Acórdão do Tribunal da Relação de Coimbra
Processo:
1475/05
Nº Convencional: JTRC
Relator: ISAÍAS PÁDUA
Descritores: ACIDENTE DE VIAÇÃO
RESPONSABILIDADE CIVIL
INDEMNIZAÇÃO
JUROS DE MORA
Data do Acordão: 06/21/2005
Votação: UNANIMIDADE
Tribunal Recurso: TRIBUNAL JUDICIAL DA MARINHA GRANDE - 1º JUÍZO
Texto Integral: S
Meio Processual: APELAÇÃO
Decisão: CONFIRMADA
Legislação Nacional: ARTºS 566º, Nº 2, 805º, Nº 3, DO C. CIV. E ACÓRDÃO DO STJ Nº 4/2002 .
Sumário: O Acórdão Uniformizador de Jurisprudência do STJ nº 4/2002 colocou termo a uma longa polémica sobre como interpretar e conjugar a 2ª parte do nº 3 do artº 805º com o artº 566º, nº 2, ambos do C. Civ. , tendo, a partir de então, ficado claro que a regra contida naquele preceito ( de que os juros de mora são devidos desde a data da citação do responsável ) deixa de funcionar se o montante indemnizatório atribuído for entretanto objecto de uma actualização , pois neste caso os juros de mora só passarão a vencer-se a partir da data da prolação da decisão actualizadora do montante indemnizatório .
Decisão Texto Integral: Acordam neste Tribunal da Relação de Coimbra
I- Relatório
1. O autor, A..., intentou contra a ré, Companhia de Seguros B... (hoje, por força da fusão de que entretanto foi alvo, designada Companhia de Seguros C...) a presente acção declarativa de condenação, sob a forma de processo sumário, alegando para o efeito, e em síntese, o seguinte:
No dia 28/7/2000, na Auto-Estrada A1, no sentido sul-norte, ocorreu um acidente de viação, na sequência do qual o veículo automóvel do autor foi embatido pelo veículo automóvel, de matrícula SX-68-60, que se encontrava então segurado na ré, por força de um contrato de seguro, titulado pela apólice nº 8453908, e através do qual a última assumiu a responsabilidade civil decorrente de danos causados por aquele a terceiros.
Embate esse que se deveu exclusivamente à conduta culposa daquele veículo segurado na ré.
Em consequência de tal colisão o autor sofreu danos de natureza patrimonial e não patrimonial que contabilizou globalmente no montante de 2.161.394$00 (correspondendo esc. 400.000$00 ao valor dos danos não patrimoniais, e o restante ao valor dos danos patrimoniais emergentes).
Pelo que terminou o autor por pedir que a ré fosse condenada a pagar-lhe aquela importância total, acrescida de juros de mora, à taxa legal, desde a data da sua citação e até ao seu integral pagamento.

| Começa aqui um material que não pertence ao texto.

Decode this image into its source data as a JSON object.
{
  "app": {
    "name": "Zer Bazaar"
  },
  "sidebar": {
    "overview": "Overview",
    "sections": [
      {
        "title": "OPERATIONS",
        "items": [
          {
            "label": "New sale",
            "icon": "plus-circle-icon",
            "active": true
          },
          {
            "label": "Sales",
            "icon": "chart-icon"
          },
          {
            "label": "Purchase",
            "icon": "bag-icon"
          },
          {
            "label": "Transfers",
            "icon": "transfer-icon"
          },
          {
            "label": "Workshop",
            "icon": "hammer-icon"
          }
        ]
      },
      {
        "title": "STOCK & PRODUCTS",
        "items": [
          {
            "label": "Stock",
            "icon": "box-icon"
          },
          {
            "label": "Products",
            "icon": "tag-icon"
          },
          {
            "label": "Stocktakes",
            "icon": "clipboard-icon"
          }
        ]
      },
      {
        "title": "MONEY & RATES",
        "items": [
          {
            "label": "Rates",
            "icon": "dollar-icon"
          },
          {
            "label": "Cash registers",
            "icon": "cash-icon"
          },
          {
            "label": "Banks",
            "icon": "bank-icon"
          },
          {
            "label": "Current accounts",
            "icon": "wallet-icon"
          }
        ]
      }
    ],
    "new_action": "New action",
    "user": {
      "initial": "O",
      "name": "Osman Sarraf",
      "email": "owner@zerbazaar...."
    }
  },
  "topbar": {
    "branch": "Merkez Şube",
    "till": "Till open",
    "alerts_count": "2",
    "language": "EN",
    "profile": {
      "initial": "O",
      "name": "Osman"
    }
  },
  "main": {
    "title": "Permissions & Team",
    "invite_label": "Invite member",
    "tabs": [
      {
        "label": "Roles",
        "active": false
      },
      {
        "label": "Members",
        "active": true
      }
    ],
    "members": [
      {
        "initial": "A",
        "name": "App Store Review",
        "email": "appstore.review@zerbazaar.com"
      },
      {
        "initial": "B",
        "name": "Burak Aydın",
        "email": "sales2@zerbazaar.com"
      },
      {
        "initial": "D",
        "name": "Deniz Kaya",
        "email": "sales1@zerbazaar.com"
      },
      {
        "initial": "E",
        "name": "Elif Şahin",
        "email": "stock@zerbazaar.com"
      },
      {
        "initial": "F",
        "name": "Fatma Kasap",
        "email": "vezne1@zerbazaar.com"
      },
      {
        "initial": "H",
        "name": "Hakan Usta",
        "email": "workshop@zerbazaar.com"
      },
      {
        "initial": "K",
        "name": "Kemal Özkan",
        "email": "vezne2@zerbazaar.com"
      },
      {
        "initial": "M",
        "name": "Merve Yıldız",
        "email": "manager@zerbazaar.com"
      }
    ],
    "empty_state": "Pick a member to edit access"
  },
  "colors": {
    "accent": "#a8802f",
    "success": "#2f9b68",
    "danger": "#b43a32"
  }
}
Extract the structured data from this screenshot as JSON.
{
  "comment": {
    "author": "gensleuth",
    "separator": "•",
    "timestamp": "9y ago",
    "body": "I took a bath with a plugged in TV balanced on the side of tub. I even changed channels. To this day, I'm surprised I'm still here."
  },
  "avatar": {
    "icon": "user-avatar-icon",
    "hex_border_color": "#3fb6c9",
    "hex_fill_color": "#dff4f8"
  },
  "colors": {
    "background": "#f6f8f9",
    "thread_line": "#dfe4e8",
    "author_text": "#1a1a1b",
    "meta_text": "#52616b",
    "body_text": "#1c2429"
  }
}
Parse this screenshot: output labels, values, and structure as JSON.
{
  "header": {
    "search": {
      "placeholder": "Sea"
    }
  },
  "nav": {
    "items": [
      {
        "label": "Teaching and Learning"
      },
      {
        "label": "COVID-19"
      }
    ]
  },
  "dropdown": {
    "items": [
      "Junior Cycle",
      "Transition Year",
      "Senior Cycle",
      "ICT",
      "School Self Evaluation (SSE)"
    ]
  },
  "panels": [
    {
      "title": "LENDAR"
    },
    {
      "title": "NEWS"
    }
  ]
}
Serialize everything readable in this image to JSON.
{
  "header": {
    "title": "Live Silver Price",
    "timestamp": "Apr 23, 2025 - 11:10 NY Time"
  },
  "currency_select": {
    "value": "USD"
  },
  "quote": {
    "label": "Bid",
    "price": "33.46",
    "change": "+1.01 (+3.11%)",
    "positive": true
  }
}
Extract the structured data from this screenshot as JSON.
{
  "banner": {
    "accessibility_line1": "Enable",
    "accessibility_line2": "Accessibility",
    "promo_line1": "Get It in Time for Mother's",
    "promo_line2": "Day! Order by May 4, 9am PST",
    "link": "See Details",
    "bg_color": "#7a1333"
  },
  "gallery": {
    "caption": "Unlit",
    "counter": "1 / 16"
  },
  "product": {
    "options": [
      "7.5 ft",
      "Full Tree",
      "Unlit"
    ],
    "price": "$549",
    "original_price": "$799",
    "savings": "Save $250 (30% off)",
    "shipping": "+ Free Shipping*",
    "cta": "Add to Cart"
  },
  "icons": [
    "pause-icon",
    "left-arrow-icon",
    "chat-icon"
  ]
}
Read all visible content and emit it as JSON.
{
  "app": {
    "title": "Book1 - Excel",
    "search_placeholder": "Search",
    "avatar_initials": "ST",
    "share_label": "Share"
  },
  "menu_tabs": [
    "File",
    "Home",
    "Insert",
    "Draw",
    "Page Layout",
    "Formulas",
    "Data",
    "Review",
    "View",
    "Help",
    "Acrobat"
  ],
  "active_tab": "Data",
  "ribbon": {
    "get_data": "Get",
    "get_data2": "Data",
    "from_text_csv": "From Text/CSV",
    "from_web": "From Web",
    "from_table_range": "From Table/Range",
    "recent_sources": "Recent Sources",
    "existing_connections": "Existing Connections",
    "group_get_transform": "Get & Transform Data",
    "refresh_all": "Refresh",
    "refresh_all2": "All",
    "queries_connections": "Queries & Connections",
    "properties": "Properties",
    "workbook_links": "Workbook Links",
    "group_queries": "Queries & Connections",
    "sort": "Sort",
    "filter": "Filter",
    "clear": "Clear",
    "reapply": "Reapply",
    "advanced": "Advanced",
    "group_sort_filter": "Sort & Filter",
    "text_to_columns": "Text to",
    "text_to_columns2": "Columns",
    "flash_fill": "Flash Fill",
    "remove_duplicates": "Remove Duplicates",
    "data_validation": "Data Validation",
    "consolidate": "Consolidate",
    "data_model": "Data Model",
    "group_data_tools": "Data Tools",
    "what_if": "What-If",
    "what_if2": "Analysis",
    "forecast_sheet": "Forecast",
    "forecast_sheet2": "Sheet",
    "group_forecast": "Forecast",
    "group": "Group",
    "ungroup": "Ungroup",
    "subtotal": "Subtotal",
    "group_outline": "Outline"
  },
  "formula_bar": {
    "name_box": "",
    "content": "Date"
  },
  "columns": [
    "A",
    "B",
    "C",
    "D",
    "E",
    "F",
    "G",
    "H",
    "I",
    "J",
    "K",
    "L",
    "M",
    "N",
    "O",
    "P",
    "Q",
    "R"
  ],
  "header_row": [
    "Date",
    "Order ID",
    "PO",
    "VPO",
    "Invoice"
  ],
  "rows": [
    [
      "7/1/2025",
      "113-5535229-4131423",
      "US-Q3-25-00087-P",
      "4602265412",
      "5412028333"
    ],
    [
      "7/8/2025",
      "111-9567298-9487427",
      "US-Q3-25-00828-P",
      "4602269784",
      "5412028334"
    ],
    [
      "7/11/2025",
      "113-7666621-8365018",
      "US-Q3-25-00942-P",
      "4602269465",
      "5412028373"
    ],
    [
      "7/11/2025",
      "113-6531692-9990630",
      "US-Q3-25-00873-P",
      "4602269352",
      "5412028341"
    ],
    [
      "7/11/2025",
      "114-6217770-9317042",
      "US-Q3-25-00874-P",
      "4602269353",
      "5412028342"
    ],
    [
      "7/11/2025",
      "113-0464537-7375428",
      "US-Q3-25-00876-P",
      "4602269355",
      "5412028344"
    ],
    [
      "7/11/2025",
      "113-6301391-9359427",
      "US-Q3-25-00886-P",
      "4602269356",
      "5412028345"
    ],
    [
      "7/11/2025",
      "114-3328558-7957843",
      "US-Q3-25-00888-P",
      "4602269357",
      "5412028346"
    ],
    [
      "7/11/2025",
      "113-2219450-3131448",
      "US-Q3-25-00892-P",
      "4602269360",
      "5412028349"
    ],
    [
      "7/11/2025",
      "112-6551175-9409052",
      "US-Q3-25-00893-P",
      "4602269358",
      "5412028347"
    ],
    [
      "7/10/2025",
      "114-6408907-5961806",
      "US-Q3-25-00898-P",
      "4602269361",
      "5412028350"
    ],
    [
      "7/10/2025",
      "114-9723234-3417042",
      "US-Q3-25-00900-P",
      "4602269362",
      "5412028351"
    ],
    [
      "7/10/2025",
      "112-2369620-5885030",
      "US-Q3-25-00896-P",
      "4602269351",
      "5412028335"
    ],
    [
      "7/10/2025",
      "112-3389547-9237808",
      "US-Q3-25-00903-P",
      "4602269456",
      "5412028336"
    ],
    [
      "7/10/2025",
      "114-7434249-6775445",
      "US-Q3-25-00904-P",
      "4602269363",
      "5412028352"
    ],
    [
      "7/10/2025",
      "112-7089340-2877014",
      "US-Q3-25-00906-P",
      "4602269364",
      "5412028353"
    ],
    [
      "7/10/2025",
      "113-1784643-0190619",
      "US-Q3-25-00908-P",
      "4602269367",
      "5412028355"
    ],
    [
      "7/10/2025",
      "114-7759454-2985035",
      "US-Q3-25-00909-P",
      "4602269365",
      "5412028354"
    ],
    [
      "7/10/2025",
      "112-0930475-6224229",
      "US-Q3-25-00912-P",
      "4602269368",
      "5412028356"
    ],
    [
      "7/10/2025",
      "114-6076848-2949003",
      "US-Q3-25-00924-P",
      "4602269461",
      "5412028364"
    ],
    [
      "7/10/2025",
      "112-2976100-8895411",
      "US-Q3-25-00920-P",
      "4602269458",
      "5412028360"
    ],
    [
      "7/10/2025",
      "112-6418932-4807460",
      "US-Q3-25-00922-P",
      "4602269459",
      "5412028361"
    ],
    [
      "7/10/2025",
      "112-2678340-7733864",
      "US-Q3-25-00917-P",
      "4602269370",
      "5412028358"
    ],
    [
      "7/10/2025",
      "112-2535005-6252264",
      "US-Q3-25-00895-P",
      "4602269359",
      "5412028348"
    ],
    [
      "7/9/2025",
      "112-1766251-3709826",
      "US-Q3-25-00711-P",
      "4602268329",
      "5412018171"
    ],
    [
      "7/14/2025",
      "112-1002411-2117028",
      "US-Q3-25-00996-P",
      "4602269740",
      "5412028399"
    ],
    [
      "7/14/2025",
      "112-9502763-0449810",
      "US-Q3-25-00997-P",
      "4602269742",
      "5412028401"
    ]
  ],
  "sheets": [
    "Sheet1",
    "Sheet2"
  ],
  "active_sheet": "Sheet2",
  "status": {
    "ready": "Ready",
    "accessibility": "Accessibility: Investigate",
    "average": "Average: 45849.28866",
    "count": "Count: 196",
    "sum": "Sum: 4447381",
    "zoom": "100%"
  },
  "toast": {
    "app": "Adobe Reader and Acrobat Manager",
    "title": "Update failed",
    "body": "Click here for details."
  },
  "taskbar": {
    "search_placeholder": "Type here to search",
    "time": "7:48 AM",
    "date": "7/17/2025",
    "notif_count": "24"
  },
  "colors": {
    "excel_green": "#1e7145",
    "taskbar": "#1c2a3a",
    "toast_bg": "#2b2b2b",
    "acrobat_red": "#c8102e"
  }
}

2. Na sua contestação, a ré declinou que tal colisão tivesse sido da responsabilidade do seu segurado, acabando por pedir a improcedência da acção, com a sua absolvição do pedido.

3. No despacho saneador afirmou-se a validade e a regularidade da instância, tendo-se depois, à luz do disposto no artº 787, nº 2, do CPC, dispensado a selecção da matéria de facto.

4. Mais tarde, procedeu-se à realização do julgamento – com a gravação da audiência -, sem que a decisão proferida sobre a matéria de facto tivesse então sido objecto de qualquer censura.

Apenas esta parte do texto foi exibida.